Defendant was convicted for four separate violations of section 735, Revised Statutes 1919, and his punishment assessed at a fine of $50 for each offense. He has appealed.
Neither defendant nor the State has furnished us with a brief. The transcript filed here fails to show any signing, allowance or filing of a bill of exceptions. We are, therefore, unable to consider anything but the record proper. [State v. George, Jr.,221 Mo. 519: State v. Jones, 198 S.W. 421.] From an examination of the transcript, it would appear that no bill of exceptions was ever filed in fact as none of the testimony taken is preserved. The statute under which this prosecution is had reads as follows: *Page 598
Section 735, Revised Statutes 1919 —
"It shall be the duty of the prosecuting attorney to charge upon behalf of the county every fee that accrues in his office and to receive the same, and at the end of each month, pay over to the county treasury all moneys collected by him as fees taking two receipts therefor, one of which he shall immediately file with the clerk of the county court and shall at the end of every quarter make out an itemized and accurate list of all fees in his office which have been collected by him, and one of all fees due his office which have not been paid, giving the name of the person or persons paying or owing the same, and turn the same over to the county court, stating that he has been unable, after the exercise of diligence, to collect the part unpaid — said report to be verified by affidavit — and it shall be the duty of the county court to cause the fees unpaid to be collected by law, and to cause the same when collected to be turned over to the county treasury."

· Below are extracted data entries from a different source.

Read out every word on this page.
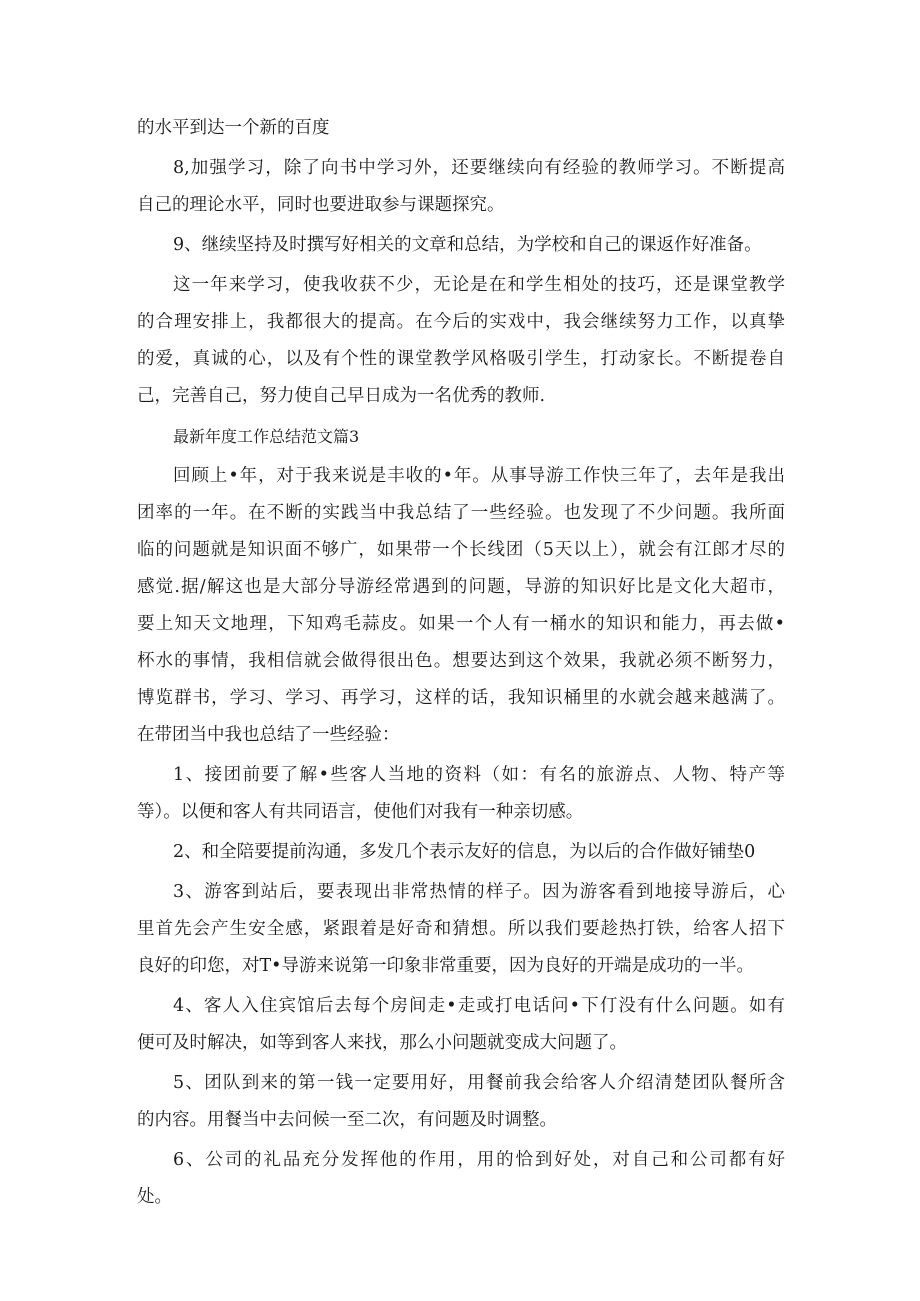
的水平到达一个新的百度
8,加强学习，除了向书中学习外，还要继续向有经验的教师学习。不断提高
自己的理论水平，同时也要进取参与课题探究。
9、继续坚持及时撰写好相关的文章和总结，为学校和自己的课返作好准备。
这一年来学习，使我收获不少，无论是在和学生相处的技巧，还是课堂教学
的合理安排上，我都很大的提高。在今后的实戏中，我会继续努力工作，以真挚
的爱，真诚的心，以及有个性的课堂教学风格吸引学生，打动家长。不断提卷自
己，完善自己，努力使自己早日成为一名优秀的教师.
最新年度工作总结范文篇3
回顾上•年，对于我来说是丰收的•年。从事导游工作快三年了，去年是我出
团率的一年。在不断的实践当中我总结了一些经验。也发现了不少问题。我所面
临的问题就是知识面不够广，如果带一个长线团（5天以上），就会有江郎才尽的
感觉.据/解这也是大部分导游经常遇到的问题，导游的知识好比是文化大超市，
要上知天文地理，下知鸡毛蒜皮。如果一个人有一桶水的知识和能力，再去做•
杯水的事情，我相信就会做得很出色。想要达到这个效果，我就必须不断努力，
博览群书，学习、学习、再学习，这样的话，我知识桶里的水就会越来越满了。
在带团当中我也总结了一些经验：
1、接团前要了解•些客人当地的资料（如：有名的旅游点、人物、特产等
等）。以便和客人有共同语言，使他们对我有一种亲切感。
2、和全陪要提前沟通，多发几个表示友好的信息，为以后的合作做好铺垫0
3、游客到站后，要表现出非常热情的样子。因为游客看到地接导游后，心
里首先会产生安全感，紧跟着是好奇和猜想。所以我们要趁热打铁，给客人招下
良好的印您，对T•导游来说第一印象非常重要，因为良好的开端是成功的一半。
4、客人入住宾馆后去每个房间走•走或打电话问•下仃没有什么问题。如有
便可及时解决，如等到客人来找，那么小问题就变成大问题了。
5、团队到来的第一钱一定要用好，用餐前我会给客人介绍清楚团队餐所含
的内容。用餐当中去问候一至二次，有问题及时调整。
6、公司的礼品充分发挥他的作用，用的恰到好处，对自己和公司都有好
处。
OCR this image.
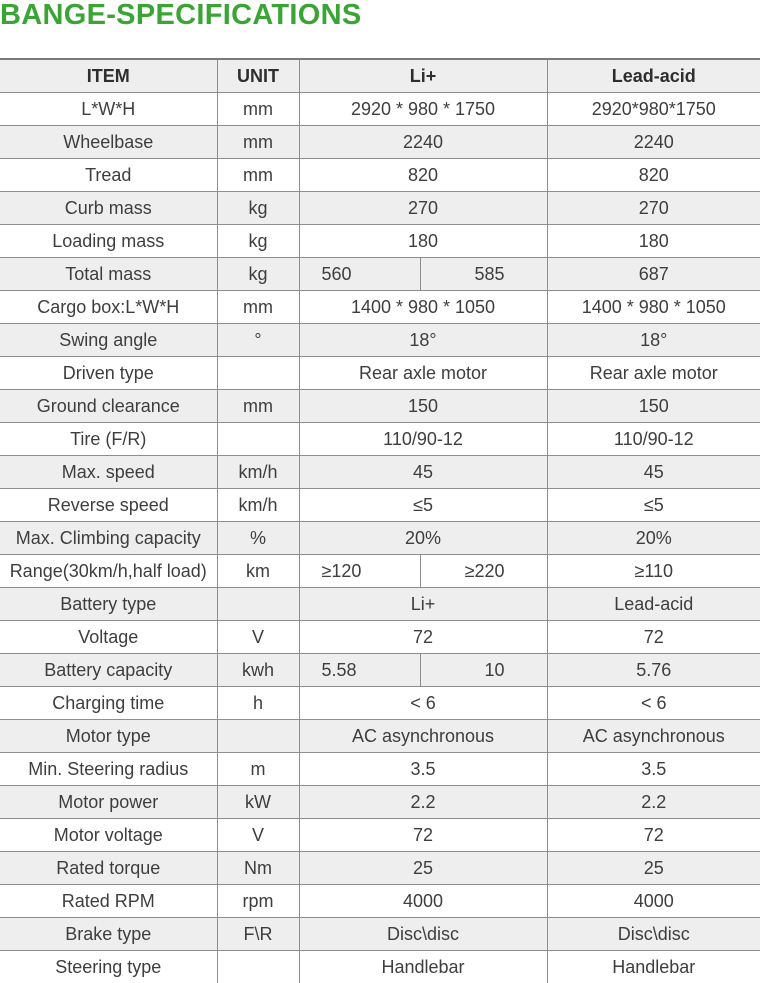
BANGE-SPECIFICATIONS
ITEM	UNIT	Li+		Lead-acid
L*W*H	mm	2920 * 980 * 1750		2920*980*1750
Wheelbase	mm	2240		2240
Tread	mm	820		820
Curb mass	kg	270		270
Loading mass	kg	180		180
Total mass	kg	560	585	687
Cargo box:L*W*H	mm	1400 * 980 * 1050		1400 * 980 * 1050
Swing angle	°	18°		18°
Driven type		Rear axle motor		Rear axle motor
Ground clearance	mm	150		150
Tire (F/R)		110/90-12		110/90-12
Max. speed	km/h	45		45
Reverse speed	km/h	≤5		≤5
Max. Climbing capacity	%	20%		20%
Range(30km/h,half load)	km	≥120	≥220	≥110
Battery type		Li+		Lead-acid
Voltage	V	72		72
Battery capacity	kwh	5.58	10	5.76
Charging time	h	< 6		< 6
Motor type		AC asynchronous		AC asynchronous
Min. Steering radius	m	3.5		3.5
Motor power	kW	2.2		2.2
Motor voltage	V	72		72
Rated torque	Nm	25		25
Rated RPM	rpm	4000		4000
Brake type	F\R	Disc\disc		Disc\disc
Steering type		Handlebar		Handlebar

Section 737, Revised Statutes 1919, provides that —
"Any prosecuting attorney of any county who shall fail or neglect to comply with any provision of section 735 shall forfeit his salary for that quarter of the year and shall be deemed guilty of a misdemeanor, and shall, upon conviction, be fined in the sum of not less than fifty dollars ($50), nor more than five hundred dollars ($500), for each offense, and if he shall continue in default for three months, his office shall be deemed vacant and shall be filled as provided by law for filling vacancies therein."

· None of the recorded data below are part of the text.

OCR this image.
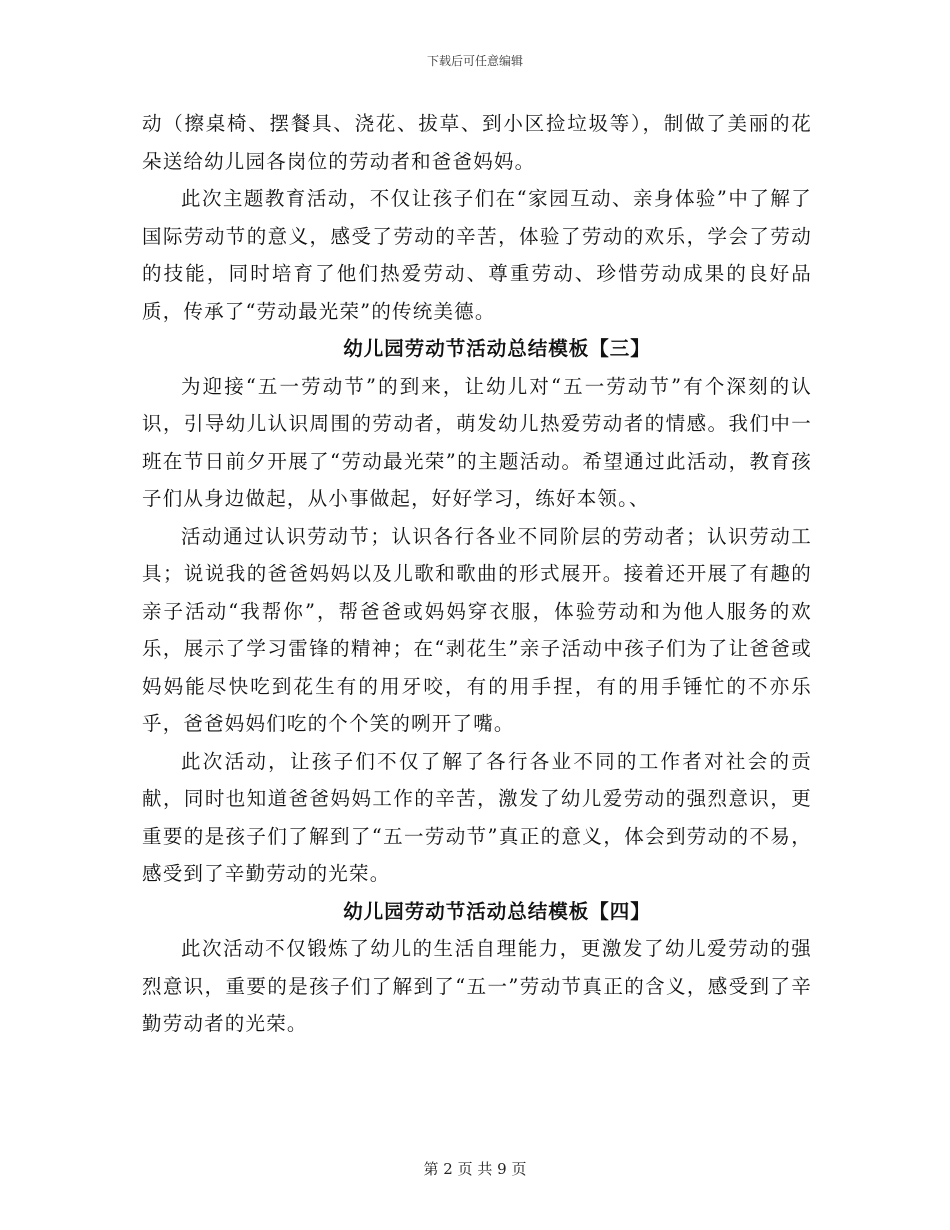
下载后可任意编辑

动（擦桌椅、摆餐具、浇花、拔草、到小区捡垃圾等），制做了美丽的花朵送给幼儿园各岗位的劳动者和爸爸妈妈。

此次主题教育活动，不仅让孩子们在“家园互动、亲身体验”中了解了国际劳动节的意义，感受了劳动的辛苦，体验了劳动的欢乐，学会了劳动的技能，同时培育了他们热爱劳动、尊重劳动、珍惜劳动成果的良好品质，传承了“劳动最光荣”的传统美德。

幼儿园劳动节活动总结模板【三】

为迎接“五一劳动节”的到来，让幼儿对“五一劳动节”有个深刻的认识，引导幼儿认识周围的劳动者，萌发幼儿热爱劳动者的情感。我们中一班在节日前夕开展了“劳动最光荣”的主题活动。希望通过此活动，教育孩子们从身边做起，从小事做起，好好学习，练好本领。、

活动通过认识劳动节；认识各行各业不同阶层的劳动者；认识劳动工具；说说我的爸爸妈妈以及儿歌和歌曲的形式展开。接着还开展了有趣的亲子活动“我帮你”，帮爸爸或妈妈穿衣服，体验劳动和为他人服务的欢乐，展示了学习雷锋的精神；在“剥花生”亲子活动中孩子们为了让爸爸或妈妈能尽快吃到花生有的用牙咬，有的用手捏，有的用手锤忙的不亦乐乎，爸爸妈妈们吃的个个笑的咧开了嘴。

此次活动，让孩子们不仅了解了各行各业不同的工作者对社会的贡献，同时也知道爸爸妈妈工作的辛苦，激发了幼儿爱劳动的强烈意识，更重要的是孩子们了解到了“五一劳动节”真正的意义，体会到劳动的不易，感受到了辛勤劳动的光荣。

幼儿园劳动节活动总结模板【四】

此次活动不仅锻炼了幼儿的生活自理能力，更激发了幼儿爱劳动的强烈意识，重要的是孩子们了解到了“五一”劳动节真正的含义，感受到了辛勤劳动者的光荣。

第 2 页 共 9 页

The information as long and it would serve no useful purpose to set it out. There is no question but that it is in the proper form. The first count pleads in part that defendant while prosecuting attorney of Clay county wilfully and corruptly failed and neglected to make out an itemized and accurate list of all fees in his office which had been collected by him during the quarter ending March 31, 1925, and wilfully and corruptly failed and neglected to turn such a list over to the county court of Clay county and that he wilfully and corruptly failed and neglected to make out an itemized and accurate list of all fees due his office during the quarter ending March 31, 1925, which had not been paid to him and to turn the same over to the county court of Clay county. The second count alleges the same facts and circumstances in relation to the failure of defendant to make out an itemized and accurate list of all fees in his office collected by him during the three months' period ending June 30, 1925, and his failure to turn such a list over to the county court of Clay county and failure on his part to make out such a list of all fees due his office which had not been paid during the same quarter and to turn the same over to the county court of Clay county.

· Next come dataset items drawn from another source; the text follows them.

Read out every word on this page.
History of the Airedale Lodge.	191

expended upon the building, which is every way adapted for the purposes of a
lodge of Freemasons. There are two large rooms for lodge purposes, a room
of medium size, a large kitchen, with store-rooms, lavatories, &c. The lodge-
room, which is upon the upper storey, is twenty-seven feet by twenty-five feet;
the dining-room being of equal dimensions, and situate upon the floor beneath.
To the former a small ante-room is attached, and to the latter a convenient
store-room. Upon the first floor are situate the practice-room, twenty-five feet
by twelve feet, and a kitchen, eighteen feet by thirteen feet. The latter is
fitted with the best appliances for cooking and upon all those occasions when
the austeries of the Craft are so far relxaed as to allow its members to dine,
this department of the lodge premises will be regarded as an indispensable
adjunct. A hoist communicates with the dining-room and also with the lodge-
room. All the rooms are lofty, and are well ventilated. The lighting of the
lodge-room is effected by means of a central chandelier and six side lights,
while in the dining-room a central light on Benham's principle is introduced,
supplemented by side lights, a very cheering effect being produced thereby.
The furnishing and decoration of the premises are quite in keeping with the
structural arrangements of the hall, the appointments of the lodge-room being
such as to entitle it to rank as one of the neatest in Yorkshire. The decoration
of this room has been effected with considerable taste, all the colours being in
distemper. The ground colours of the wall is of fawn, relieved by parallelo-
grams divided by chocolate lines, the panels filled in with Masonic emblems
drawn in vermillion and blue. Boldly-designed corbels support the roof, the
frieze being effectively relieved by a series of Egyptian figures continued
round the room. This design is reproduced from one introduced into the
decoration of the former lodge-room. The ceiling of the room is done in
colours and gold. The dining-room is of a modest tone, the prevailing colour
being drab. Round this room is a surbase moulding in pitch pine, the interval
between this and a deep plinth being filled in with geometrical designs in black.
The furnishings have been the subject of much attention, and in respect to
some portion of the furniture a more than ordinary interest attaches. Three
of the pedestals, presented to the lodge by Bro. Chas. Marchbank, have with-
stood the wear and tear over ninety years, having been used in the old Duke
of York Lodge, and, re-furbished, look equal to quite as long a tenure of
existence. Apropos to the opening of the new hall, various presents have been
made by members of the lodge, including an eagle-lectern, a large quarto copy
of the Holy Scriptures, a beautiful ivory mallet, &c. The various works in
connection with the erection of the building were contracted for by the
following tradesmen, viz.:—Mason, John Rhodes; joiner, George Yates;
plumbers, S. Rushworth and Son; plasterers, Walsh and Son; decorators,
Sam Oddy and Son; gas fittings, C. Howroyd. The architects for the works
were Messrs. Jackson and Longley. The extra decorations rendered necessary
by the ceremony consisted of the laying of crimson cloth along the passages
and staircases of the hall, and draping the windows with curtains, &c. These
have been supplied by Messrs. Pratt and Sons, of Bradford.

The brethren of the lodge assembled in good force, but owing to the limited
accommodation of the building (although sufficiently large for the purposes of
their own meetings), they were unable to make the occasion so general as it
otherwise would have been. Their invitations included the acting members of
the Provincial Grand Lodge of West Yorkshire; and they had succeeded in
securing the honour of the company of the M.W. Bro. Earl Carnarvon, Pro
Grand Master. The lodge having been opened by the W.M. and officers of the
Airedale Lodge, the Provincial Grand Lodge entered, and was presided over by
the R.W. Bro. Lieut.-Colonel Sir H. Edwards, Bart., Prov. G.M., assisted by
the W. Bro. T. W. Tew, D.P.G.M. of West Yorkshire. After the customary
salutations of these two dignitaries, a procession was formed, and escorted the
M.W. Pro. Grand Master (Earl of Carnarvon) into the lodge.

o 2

As to the matters raised in the alleged motion for a new trial appearing in the transcript, that go with the record proper, it appears *Page 599 to be contended in the main that the fact alleged in the first county of the information do not constitute two separate offenses under sections 735 and 737, and the same contention is made as to the second count of the information. In this connection it is claimed that the verdict on both counts is void because it undertakes to assess two separate fines and two separate punishments. As to the first count, the jury found defendant guilty of two offenses, one for failure to turn over to the county court of Clay county an itemized and accurate list of all fees in his office which had been collected by him as prosecuting attorney for the quarter ending March 31, 1925, and the other for his failure to turn over such a list of all fees due his office and which had not been paid, for the same quarter. The jury also returned a similar verdict as to the second count of the petition covering the quarter ending on June 30, 1925.
We think there is no question but that the statute provides for two offenses, one for failure of the prosecuting attorney to make out an itemized and accurate list of all fees in his office which have been collected by him and to turn such list over to the county court of Clay county, and the other the failure to make out a similar list of all fees due his office which had not been paid. Each offense is complete within itself and it will be noted that section 737 provides for a fine "for each offense." We find, therefore, that the verdict of the jury was proper. The fact that two offenses were alleged in the same county of the information would not make it faulty. [State v. Heinze, 45 Mo. App. 403, 409, 410, 411.]
The judgment is affirmed. Arnold, J., concurs; Trimble,P.J., absent.